Avec « So-Ho et le complot du président » la femme fatale du roman se prénomme Isabelle (en souvenir d’une parisienne rencontrée lors de mon adolescence au cours des vacances d’été). Dans le livre, elle est commissaire divisionnaire au service des VO, les voyages officiels, qui assurent la protection des plus hautes personnalités, y compris le président de la République, ce qui est le cas précisément ici. Celle-ci va tomber amoureuse de « So-Ho », un moine bouddhiste, un brin barbouze, qui entre deux séances de méditation pratique le kendo, le sabre japonais. J’ai moi-même pratiqué cet art martial et je peux vous confier que So-Ho est le nom zen que m’a attribué un grand maître français du zen, Roland Reich. Il peut se traduire par « trésor de la sangha », la communauté bouddhiste. Vous devez savoir qu’il n’est pas rare que les romanciers mettent un peu d’eux-mêmes dans leur livre, de même qu’ils piochent chez des personnes de leur entourage certains traits de caractère ou physiques. Je ne vous cache pas non plus que certaines scènes torrides, ici et ailleurs, relèvent le plus souvent de nos fantasmes, même s’il y a aussi du vécu pour plus de réalisme. La jeune femme va bien sûr jouer les trouble-fête dans ce roman de politique-fiction qui entraîne le lecteur dans les coulisses parfois troubles du pouvoir ou le cynisme et la démagogie sont élevés au rang de vertus cardinales.
Le Guetteur d’aurore étant un autobiographie romancée, doublée d’une ballade philosophique et littéraire, en même temps qu’un roman à suspens, je me suis découvert nécessairement plus que dans aucun autre livre. J’ai voulu être transparent et partager avec le lecteur mes errances de somnambule sur un fil, en l’entraînant à mes côtés au fil de mes reportages. De ce fait on y trouve, sous des apparences fictives, les femmes qui ont marqué mon existence, à commencer par cette non-rencontre d’une mère que je n’ai pas connue. A l’évidence je n’étais pas fait pour la vie familiale et cela m’a permis de croiser la route de plusieurs femmes exceptionnelles, tant par leur personnalité, leur beauté que leur choix professionnels. J’espère leur avoir donné ce qu’il y a de mieux en moi car elles m’ont apporté le meilleur d’elles-mêmes. De par mon métier, j’ai eu une vie aventureuse à nulle autre comparable et dans ma vie affective j’ai fait des rencontres magnifiques, inoubliables. On peut dire qu’à l’image des chats j’ai vécu sept vie, ce qui me permet aujourd’hui d’avoir des souvenirs pour mille ans.

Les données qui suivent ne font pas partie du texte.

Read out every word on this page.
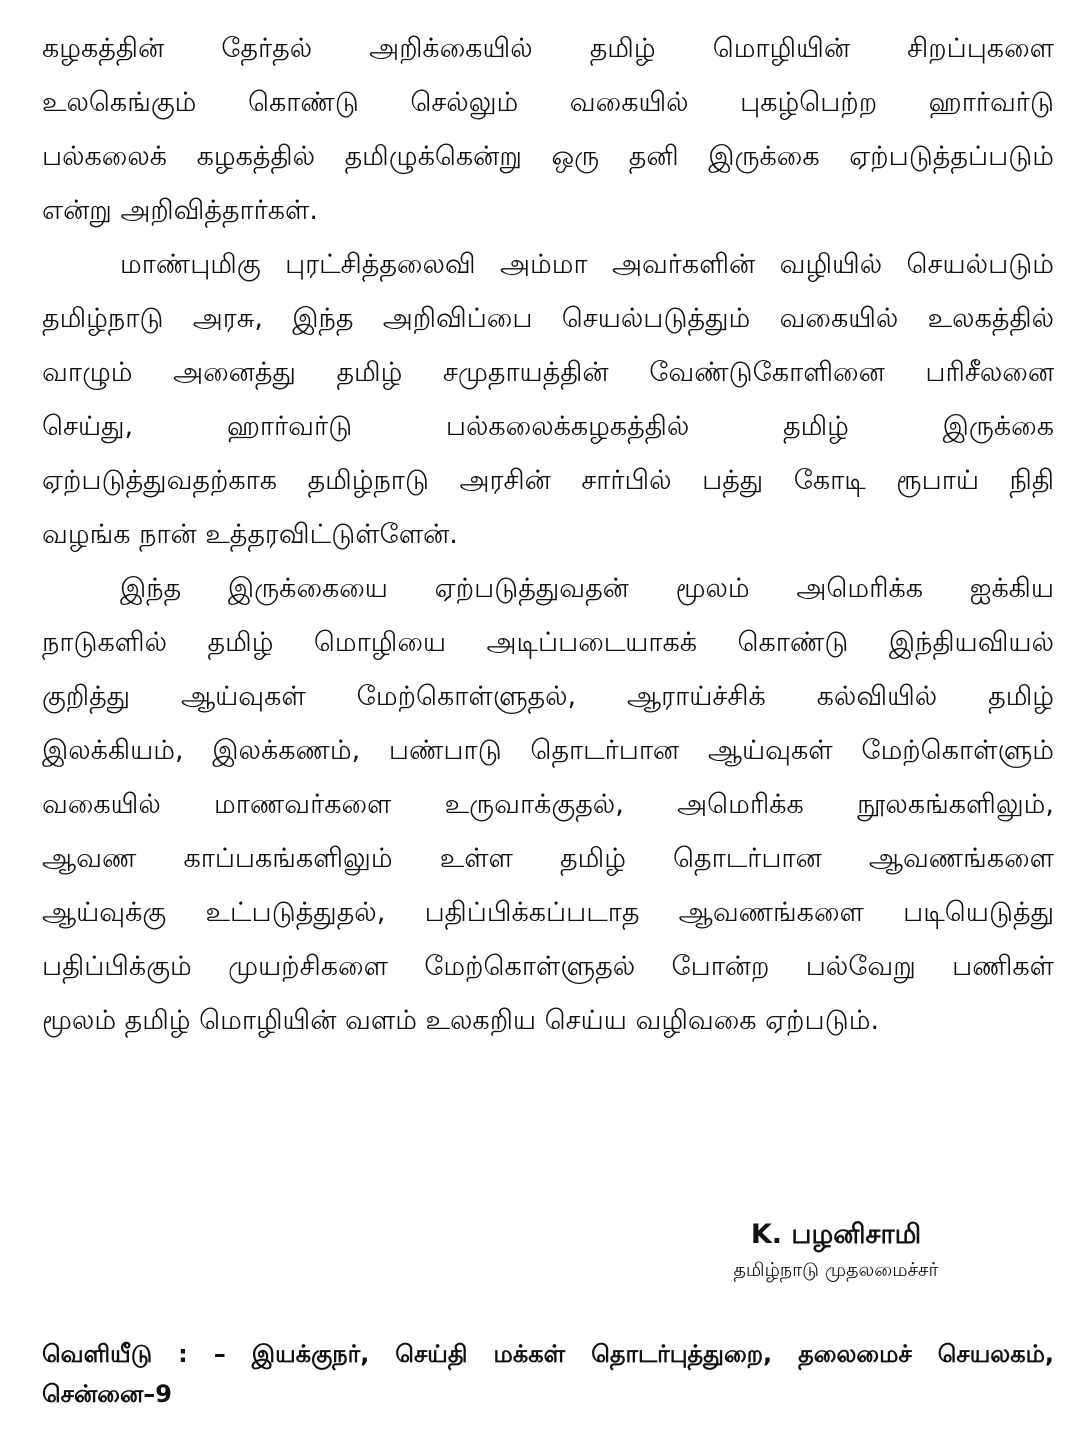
கழகத்தின் தேர்தல் அறிக்கையில் தமிழ் மொழியின் சிறப்புகளை
உலகெங்கும் கொண்டு செல்லும் வகையில் புகழ்பெற்ற ஹார்வர்டு
பல்கலைக் கழகத்தில் தமிழுக்கென்று ஒரு தனி இருக்கை ஏற்படுத்தப்படும்
என்று அறிவித்தார்கள்.
மாண்புமிகு புரட்சித்தலைவி அம்மா அவர்களின் வழியில் செயல்படும்
தமிழ்நாடு அரசு, இந்த அறிவிப்பை செயல்படுத்தும் வகையில் உலகத்தில்
வாழும் அனைத்து தமிழ் சமுதாயத்தின் வேண்டுகோளினை பரிசீலனை
செய்து, ஹார்வர்டு பல்கலைக்கழகத்தில் தமிழ் இருக்கை
ஏற்படுத்துவதற்காக தமிழ்நாடு அரசின் சார்பில் பத்து கோடி ரூபாய் நிதி
வழங்க நான் உத்தரவிட்டுள்ளேன்.
இந்த இருக்கையை ஏற்படுத்துவதன் மூலம் அமெரிக்க ஐக்கிய
நாடுகளில் தமிழ் மொழியை அடிப்படையாகக் கொண்டு இந்தியவியல்
குறித்து ஆய்வுகள் மேற்கொள்ளுதல், ஆராய்ச்சிக் கல்வியில் தமிழ்
இலக்கியம், இலக்கணம், பண்பாடு தொடர்பான ஆய்வுகள் மேற்கொள்ளும்
வகையில் மாணவர்களை உருவாக்குதல், அமெரிக்க நூலகங்களிலும்,
ஆவண காப்பகங்களிலும் உள்ள தமிழ் தொடர்பான ஆவணங்களை
ஆய்வுக்கு உட்படுத்துதல், பதிப்பிக்கப்படாத ஆவணங்களை படியெடுத்து
பதிப்பிக்கும் முயற்சிகளை மேற்கொள்ளுதல் போன்ற பல்வேறு பணிகள்
மூலம் தமிழ் மொழியின் வளம் உலகறிய செய்ய வழிவகை ஏற்படும்.
K. பழனிசாமி
தமிழ்நாடு முதலமைச்சர்
வெளியீடு : – இயக்குநர், செய்தி மக்கள் தொடர்புத்துறை, தலைமைச் செயலகம்,
சென்னை–9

L’anneau d’améthyste est une biographie du cardinal Georges Grente, dit aussi Pète-en-soie du fait de ses sous-vêtements luxueux. Celui-ci fût aussi, avant de devenir une éminence, un monseigneur autrement dit évêque du diocèse du Mans. Pour raconter sa vie je n’ai pas eu la possibilité de créer un personnage féminin fictif. En revanche j’ai découvert qu’à son époque une ancêtre de la célèbre Madame Claude vivait dans la Sarthe et j’ai imaginé entre eux une rencontre imaginaire. Cette femme s’appelait Marthe Richard, connue de la France entière pour avoir fait fermer, en tant que conseillère municipale de Paris, tous les boxons de la capitale. La mesure fut ensuite étendue à l’ensemble du territoire à la suite du vote d’un texte de loi au Parlement, ce qui explique qu’on l’ait qualifiée par la suite, » la veuve qui clôt ». Pourquoi cette rencontre incongrue me direz-vous ? Et bien tout simplement parce que mon évêque, en arrivant au Mans, découvrit, à son grand désespoir, que l’évêché était propriétaire de maisons closes dans les rues avoisinantes la cathédrale et qu’il lui revenait d’en percevoir le loyer, qu’on désignait alors sous le mot fleuri de « pain de fesses ». Pour comble de malheur il ne put jamais se débarrasser de ses encombrantes jeunes femmes du fait d’un moratoire hérité de la guerre de 1914 qui interdisait les expulsions. Et le procès qu’il intenta et qui fit rire le pays tout entier n’y changea rien. En clair, tandis que les braves mères de famille assistaient à l’office religieux du dimanche et écoutaient le sermon de Mgr. Grente, leurs maris courraient le guilledou avec d’accortes péripatéticiennes non loin de là. De la maison de Dieu aux lieux de débauche il n’y avait que quelques centaines de mètres qui les séparaient et il est bien connu que les voix du seigneur sont impénétrables. Marthe Richard était au demeurant experte sur la question pour avoir été elle-même une prostituée dans l’Est de la France, puis a Paris, avant de rencontrer un mandataire au Halles originaire du Mans qui lui permit de rentrer dans le droit chemin.
A suivre.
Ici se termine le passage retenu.